Saturday, April 8, 2017

THE QUEST, fourth Ancient Egyptian novel, goes over the top



THE QUEST
WILBUR SMITH
(Ancient Egyptian #4)
St Martin's Press
$9.99 mass market, available now

Rating: 3.5* of five

The Publisher Says: Wilbur Smith has earned international acclaim for his bestselling River God, The Seventh Scroll, and Warlock. Now, the unrivaled master of adventure returns with the eagerly awaited sequel to his thrilling Egyptian series with his most fantastic story yet. The Quest continues the story of the Warlock, Taita, wise in the lore of the gods and a master of magic and the supernatural.

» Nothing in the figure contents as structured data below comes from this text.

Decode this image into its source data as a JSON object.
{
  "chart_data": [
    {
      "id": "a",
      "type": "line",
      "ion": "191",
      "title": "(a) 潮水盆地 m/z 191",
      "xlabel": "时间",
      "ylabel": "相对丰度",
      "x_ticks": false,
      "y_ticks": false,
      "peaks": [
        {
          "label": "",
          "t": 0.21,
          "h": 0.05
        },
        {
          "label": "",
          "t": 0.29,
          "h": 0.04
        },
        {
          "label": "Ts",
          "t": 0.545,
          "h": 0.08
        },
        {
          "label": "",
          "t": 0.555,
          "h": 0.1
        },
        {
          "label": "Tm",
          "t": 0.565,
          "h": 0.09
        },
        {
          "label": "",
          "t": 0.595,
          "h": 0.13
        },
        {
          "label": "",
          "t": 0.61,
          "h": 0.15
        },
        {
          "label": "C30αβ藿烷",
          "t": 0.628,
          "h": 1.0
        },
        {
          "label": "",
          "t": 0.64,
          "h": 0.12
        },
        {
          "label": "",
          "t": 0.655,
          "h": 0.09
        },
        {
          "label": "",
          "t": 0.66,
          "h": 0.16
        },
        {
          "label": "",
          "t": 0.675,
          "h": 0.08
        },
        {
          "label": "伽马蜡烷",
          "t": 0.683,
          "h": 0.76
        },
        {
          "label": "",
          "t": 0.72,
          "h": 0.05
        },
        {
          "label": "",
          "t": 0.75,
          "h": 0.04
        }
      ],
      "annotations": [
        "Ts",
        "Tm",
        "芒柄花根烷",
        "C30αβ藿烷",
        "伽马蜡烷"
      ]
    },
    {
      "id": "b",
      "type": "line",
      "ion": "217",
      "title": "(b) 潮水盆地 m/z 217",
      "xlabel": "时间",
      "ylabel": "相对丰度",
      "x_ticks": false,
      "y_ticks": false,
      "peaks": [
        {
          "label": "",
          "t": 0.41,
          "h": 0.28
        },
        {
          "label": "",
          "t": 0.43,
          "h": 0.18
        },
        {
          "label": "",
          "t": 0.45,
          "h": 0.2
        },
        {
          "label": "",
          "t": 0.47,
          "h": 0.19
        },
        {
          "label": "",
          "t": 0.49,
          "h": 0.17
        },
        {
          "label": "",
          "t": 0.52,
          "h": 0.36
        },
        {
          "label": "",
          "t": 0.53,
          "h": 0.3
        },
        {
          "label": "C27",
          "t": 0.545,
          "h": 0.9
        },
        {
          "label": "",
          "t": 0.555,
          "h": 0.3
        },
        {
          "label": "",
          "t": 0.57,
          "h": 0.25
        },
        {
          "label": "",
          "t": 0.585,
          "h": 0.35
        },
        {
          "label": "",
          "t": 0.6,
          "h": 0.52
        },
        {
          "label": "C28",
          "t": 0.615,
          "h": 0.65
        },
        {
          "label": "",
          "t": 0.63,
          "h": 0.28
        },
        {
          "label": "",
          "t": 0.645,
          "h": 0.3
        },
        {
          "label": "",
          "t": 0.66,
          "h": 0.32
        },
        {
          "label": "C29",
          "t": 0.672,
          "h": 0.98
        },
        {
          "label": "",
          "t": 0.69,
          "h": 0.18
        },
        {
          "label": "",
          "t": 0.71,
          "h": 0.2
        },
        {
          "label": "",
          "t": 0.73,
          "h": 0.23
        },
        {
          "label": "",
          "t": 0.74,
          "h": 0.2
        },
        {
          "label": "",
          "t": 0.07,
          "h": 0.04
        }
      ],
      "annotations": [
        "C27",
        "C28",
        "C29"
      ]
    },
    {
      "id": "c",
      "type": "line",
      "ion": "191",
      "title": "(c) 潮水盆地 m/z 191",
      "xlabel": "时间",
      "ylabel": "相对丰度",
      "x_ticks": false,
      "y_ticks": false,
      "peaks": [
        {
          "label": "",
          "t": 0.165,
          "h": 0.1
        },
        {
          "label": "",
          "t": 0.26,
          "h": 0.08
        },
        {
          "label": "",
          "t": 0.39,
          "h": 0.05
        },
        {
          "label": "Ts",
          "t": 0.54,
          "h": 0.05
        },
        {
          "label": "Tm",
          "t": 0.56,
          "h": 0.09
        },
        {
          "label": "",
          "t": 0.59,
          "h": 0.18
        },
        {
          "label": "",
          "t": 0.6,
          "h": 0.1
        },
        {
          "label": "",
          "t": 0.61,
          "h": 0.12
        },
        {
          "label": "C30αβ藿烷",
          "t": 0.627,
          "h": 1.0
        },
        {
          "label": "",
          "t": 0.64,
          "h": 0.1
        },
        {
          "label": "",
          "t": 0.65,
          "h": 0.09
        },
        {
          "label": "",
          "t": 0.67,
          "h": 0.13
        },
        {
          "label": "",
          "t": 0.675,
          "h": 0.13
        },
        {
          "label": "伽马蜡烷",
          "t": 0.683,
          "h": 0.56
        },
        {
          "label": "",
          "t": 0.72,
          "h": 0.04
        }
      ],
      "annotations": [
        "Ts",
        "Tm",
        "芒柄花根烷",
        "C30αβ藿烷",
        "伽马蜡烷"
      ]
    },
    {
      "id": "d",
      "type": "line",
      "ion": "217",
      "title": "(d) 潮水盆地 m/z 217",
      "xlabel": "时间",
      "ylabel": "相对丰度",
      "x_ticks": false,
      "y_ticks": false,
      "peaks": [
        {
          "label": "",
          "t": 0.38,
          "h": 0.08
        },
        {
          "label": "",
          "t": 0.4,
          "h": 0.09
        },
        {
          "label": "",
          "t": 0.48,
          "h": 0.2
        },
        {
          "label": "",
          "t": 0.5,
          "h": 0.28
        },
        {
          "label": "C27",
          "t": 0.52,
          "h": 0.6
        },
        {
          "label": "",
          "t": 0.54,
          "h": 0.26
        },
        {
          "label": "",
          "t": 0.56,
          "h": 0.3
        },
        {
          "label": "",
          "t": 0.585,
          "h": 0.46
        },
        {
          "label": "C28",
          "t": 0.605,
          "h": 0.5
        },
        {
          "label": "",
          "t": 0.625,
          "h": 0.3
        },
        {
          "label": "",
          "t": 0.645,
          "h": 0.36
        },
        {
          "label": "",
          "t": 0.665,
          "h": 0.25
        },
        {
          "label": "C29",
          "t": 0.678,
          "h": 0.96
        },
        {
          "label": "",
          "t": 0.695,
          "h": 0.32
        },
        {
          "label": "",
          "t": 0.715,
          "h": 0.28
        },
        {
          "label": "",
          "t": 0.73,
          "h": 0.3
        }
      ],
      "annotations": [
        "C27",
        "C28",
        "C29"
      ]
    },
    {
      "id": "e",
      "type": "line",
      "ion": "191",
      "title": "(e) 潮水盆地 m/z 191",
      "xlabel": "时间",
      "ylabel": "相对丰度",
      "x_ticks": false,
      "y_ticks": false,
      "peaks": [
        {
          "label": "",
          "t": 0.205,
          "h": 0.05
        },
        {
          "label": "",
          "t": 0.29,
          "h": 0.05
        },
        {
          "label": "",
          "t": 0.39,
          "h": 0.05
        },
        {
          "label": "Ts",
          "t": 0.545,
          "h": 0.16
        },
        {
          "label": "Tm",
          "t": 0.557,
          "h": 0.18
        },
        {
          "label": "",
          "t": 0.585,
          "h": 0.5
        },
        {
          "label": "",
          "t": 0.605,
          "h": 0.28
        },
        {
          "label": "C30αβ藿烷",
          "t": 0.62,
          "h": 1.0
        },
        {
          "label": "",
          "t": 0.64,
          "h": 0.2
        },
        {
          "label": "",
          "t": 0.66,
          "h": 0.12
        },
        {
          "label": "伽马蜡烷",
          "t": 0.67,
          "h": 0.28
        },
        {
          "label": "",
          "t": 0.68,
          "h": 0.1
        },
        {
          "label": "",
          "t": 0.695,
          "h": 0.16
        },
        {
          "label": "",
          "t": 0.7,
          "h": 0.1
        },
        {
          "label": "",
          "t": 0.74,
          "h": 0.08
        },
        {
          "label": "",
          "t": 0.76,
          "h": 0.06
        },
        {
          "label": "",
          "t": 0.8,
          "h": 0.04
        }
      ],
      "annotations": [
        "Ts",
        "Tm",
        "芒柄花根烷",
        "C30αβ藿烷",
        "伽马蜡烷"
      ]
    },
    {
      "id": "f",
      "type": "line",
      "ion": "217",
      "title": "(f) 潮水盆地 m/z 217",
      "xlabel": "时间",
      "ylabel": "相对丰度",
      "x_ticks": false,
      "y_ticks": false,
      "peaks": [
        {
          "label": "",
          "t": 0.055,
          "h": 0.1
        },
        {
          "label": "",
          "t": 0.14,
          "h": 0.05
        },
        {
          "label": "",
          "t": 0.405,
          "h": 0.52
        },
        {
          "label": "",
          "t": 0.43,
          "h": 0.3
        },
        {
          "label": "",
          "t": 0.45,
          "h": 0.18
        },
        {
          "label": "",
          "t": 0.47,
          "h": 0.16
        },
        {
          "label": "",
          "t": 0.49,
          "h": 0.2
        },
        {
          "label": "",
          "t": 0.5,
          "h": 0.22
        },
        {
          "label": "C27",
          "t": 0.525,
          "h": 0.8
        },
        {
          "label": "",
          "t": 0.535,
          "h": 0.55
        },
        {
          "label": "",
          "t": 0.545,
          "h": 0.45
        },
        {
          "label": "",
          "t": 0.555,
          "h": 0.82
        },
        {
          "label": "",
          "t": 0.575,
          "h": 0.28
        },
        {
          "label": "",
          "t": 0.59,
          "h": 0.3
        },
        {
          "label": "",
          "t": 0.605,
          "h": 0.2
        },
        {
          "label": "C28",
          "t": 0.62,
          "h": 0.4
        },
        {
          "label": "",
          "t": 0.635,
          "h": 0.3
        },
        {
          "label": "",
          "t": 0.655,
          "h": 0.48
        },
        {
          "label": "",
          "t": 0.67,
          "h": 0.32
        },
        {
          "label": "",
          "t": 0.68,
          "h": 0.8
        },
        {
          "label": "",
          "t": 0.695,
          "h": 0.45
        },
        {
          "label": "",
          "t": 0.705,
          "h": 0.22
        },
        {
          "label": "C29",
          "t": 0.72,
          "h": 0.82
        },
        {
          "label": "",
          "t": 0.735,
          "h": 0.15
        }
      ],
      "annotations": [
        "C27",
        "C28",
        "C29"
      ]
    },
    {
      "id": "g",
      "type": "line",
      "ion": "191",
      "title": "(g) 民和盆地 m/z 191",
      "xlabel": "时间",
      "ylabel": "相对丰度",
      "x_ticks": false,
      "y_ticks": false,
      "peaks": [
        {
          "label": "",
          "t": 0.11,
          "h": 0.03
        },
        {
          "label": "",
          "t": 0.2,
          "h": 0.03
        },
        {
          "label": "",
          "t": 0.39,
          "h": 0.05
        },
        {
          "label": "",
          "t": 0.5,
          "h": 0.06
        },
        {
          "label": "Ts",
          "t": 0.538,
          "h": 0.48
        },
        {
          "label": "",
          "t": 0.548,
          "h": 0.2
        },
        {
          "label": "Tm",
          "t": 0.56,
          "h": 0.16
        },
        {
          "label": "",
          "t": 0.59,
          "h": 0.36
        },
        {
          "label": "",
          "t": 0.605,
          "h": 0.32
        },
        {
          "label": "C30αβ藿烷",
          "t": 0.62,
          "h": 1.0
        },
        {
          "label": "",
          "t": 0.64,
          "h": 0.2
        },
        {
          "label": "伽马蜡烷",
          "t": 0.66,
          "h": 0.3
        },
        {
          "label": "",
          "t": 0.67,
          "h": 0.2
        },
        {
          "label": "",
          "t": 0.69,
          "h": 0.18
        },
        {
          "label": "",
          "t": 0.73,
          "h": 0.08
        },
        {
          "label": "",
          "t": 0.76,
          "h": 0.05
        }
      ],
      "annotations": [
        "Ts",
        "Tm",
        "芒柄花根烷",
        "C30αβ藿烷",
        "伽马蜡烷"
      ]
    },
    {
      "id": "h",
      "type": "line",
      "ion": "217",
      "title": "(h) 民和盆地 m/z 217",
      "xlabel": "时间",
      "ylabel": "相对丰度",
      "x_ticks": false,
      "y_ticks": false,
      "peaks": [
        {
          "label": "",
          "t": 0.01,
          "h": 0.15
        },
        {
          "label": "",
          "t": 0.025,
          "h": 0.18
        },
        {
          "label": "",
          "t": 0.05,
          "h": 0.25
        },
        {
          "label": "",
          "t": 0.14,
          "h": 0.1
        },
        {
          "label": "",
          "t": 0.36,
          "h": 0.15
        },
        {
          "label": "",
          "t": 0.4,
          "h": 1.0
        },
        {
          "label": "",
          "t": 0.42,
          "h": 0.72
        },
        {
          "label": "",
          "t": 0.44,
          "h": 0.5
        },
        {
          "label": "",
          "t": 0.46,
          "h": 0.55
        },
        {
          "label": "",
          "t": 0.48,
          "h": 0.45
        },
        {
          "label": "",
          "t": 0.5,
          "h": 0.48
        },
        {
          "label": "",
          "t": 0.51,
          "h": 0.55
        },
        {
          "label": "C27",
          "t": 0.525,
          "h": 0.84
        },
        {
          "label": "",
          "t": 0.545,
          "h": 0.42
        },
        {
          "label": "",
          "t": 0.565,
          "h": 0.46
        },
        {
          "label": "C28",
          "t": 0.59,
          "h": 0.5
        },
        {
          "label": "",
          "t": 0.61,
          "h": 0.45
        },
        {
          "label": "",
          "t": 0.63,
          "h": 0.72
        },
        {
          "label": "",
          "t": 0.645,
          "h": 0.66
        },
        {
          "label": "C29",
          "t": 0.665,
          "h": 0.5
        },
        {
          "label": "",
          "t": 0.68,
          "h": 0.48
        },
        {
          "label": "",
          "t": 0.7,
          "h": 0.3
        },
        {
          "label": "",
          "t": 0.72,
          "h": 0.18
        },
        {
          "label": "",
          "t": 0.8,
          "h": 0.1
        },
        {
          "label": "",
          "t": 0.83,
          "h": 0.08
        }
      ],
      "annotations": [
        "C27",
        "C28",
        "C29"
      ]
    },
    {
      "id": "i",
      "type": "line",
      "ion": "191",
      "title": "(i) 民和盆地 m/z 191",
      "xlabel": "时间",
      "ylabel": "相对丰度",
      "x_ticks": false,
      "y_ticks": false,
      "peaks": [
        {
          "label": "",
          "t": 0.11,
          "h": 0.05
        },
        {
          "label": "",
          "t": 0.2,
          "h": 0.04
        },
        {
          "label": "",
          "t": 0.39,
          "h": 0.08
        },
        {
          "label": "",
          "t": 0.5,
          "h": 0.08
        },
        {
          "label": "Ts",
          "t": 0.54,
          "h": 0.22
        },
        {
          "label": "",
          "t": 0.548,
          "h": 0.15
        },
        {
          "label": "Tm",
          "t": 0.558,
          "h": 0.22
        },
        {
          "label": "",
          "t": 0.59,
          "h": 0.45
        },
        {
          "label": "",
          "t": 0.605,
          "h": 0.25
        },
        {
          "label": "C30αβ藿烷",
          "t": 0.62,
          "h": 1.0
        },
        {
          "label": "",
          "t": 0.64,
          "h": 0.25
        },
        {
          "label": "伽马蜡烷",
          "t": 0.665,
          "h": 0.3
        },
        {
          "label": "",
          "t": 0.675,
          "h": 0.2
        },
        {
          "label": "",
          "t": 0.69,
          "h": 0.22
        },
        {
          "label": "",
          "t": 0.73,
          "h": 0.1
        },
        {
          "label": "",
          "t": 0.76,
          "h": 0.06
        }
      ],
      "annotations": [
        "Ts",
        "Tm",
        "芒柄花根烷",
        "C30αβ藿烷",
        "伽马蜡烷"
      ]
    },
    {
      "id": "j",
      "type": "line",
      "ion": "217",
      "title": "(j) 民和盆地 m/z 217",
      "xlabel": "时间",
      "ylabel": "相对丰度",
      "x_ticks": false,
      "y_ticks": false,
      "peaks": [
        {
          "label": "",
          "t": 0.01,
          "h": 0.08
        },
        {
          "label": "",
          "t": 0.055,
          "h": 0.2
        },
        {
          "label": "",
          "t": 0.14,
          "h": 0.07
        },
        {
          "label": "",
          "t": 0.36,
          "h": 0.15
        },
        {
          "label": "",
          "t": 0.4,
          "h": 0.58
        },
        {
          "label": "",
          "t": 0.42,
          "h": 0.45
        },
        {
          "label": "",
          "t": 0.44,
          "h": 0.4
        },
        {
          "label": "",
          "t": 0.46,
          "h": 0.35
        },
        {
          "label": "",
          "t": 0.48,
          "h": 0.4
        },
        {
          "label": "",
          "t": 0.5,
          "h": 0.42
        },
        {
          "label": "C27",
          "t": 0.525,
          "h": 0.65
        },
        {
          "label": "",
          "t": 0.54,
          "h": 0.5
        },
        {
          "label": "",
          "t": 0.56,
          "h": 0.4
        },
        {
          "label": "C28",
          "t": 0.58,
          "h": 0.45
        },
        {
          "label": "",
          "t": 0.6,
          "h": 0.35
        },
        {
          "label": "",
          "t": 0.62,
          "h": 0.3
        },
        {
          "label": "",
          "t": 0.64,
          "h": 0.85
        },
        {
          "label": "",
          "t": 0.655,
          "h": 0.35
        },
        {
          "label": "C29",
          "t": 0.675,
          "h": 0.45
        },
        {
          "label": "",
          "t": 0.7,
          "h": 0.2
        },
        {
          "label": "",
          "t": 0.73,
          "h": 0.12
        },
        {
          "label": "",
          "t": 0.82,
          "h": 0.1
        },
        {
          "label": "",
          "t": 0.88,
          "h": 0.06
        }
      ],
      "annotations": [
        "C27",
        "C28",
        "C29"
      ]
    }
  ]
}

Egypt has been struck by a series of terrible plagues, killing its crops and crippling its people. Then the ultimate disaster befalls the kingdom. The Nile fails. The waters that nourish and sustain the land dry up.
Something catastrophic is taking place in the distant and totally unexplored depths of Africa, from where the mighty river springs. In desperation the Pharaoh sends Taita, the only man who might be able to find his way through the hazardous territory to the source of the Nile and discover the cause of all their woes. But not even Taita can have any idea of what a terrible enemy waits in ambush in those dark lands at the end of their world.

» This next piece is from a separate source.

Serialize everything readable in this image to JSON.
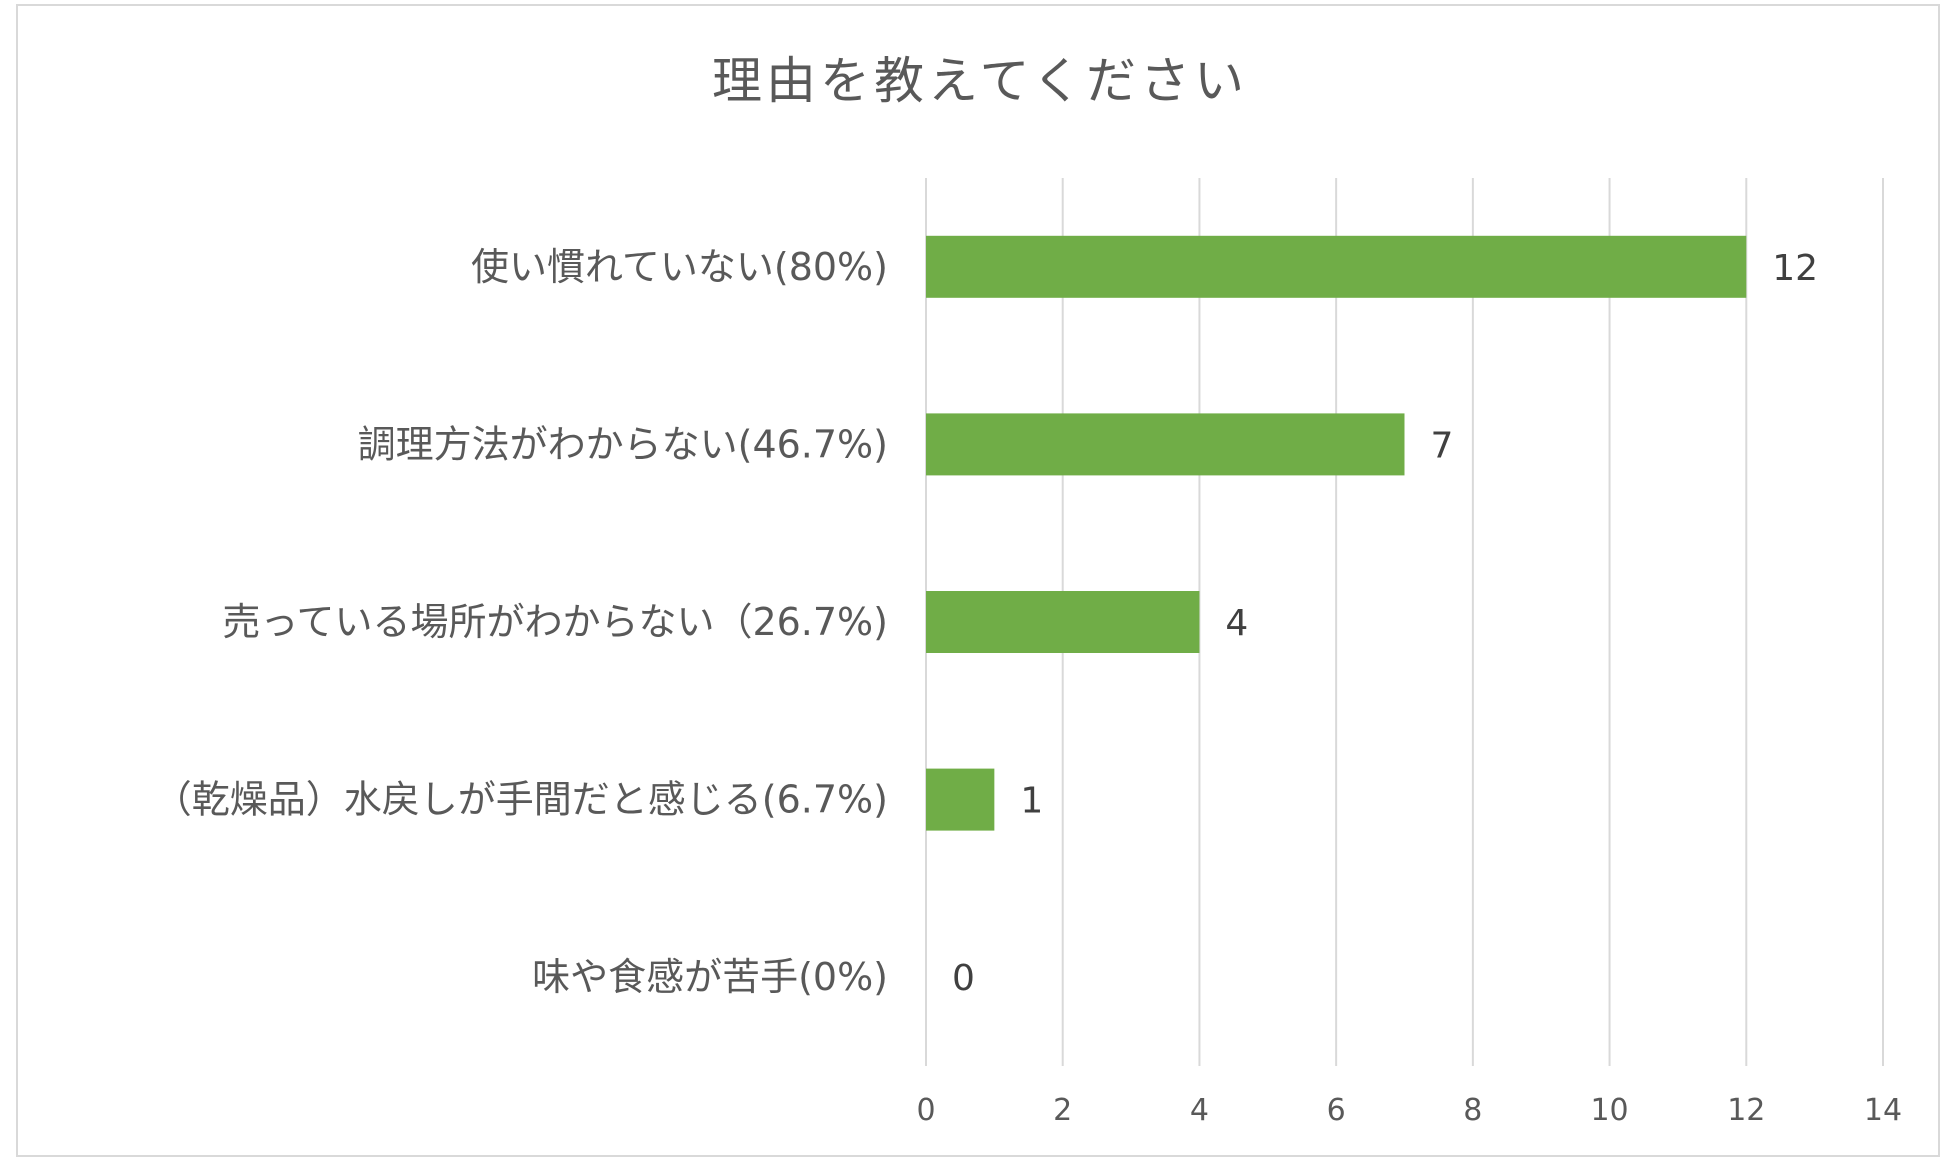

No other author can conjure up the violence and mystery of Ancient Egypt like Wilbur Smith. The Quest marks his stirring return to the acclaimed series and proves once again why fans such as Stephen King praise him as the world's "best historical novelist."

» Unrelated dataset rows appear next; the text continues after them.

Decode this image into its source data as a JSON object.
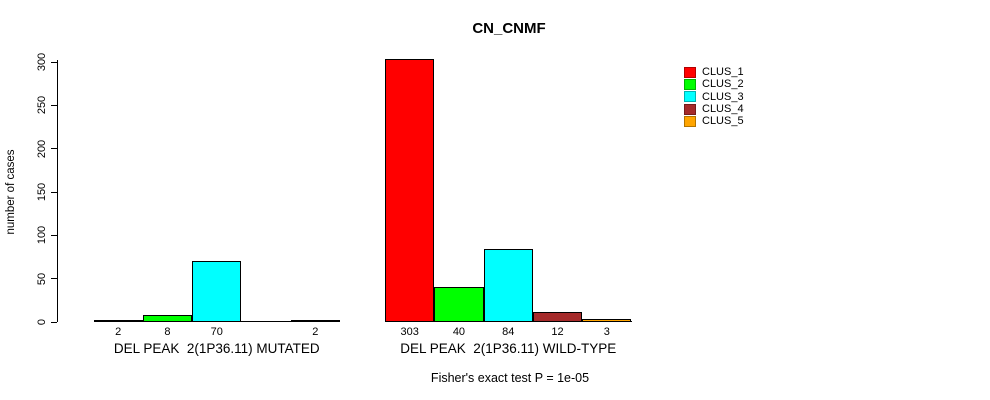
{
  "chart_data": {
    "type": "bar",
    "title": "CN_CNMF",
    "ylabel": "number of cases",
    "ylim": [
      0,
      300
    ],
    "y_ticks": [
      0,
      50,
      100,
      150,
      200,
      250,
      300
    ],
    "grid": false,
    "legend_position": "right",
    "categories": [
      "DEL PEAK  2(1P36.11) MUTATED",
      "DEL PEAK  2(1P36.11) WILD-TYPE"
    ],
    "series": [
      {
        "name": "CLUS_1",
        "color": "#ff0000",
        "values": [
          2,
          303
        ]
      },
      {
        "name": "CLUS_2",
        "color": "#00ff00",
        "values": [
          8,
          40
        ]
      },
      {
        "name": "CLUS_3",
        "color": "#00ffff",
        "values": [
          70,
          84
        ]
      },
      {
        "name": "CLUS_4",
        "color": "#a52a2a",
        "values": [
          0,
          12
        ]
      },
      {
        "name": "CLUS_5",
        "color": "#ffa500",
        "values": [
          2,
          3
        ]
      }
    ],
    "bar_value_labels": [
      [
        "2",
        "8",
        "70",
        "",
        "2"
      ],
      [
        "303",
        "40",
        "84",
        "12",
        "3"
      ]
    ],
    "caption": "Fisher's exact test P = 1e-05"
  }
}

My Review: Okay. I started the series with an historical novel, shifted into overdrive as a fantasy element came to the fore in Warlock, and now we're in full-blown fantasy mode. The story isn't remotely believable as history, but it's s a good deal of fun.

What's disturbing to me is the squicky sexual politics. A eunuch is de-eunuched supernaturally to make the beast with two backs with a (young) reincarnated version of his long-dead love. I'm not sure that makes me all warm and fuzzy about love spanning the ages or really, really uncomfortable with old men sexing up little girls. Well, okay, she's not an actual little girl. But something just doesn't sit right with me. I don't know exactly what it is, in that the author isn't in any way making this prurient and sexual but is presenting it as lovers separated by death being reunited. I am not, however, comfortable with it, and it significantly clouded my enjoyment of the exciting, adventurous, and action-packed Wilbur Smith novel surrounding it.

The goddess battle was, I'm sorry to say, not a worthy end to the build-up we got. It was almost an afterthought, and it should have been a centerpiece. On balance, the Smith novel aspects are redeeming only to a middling extent. The pages turned, they will for all Smith readers, but the essential backing of history's known Egypt wasn't quite enough on this outing.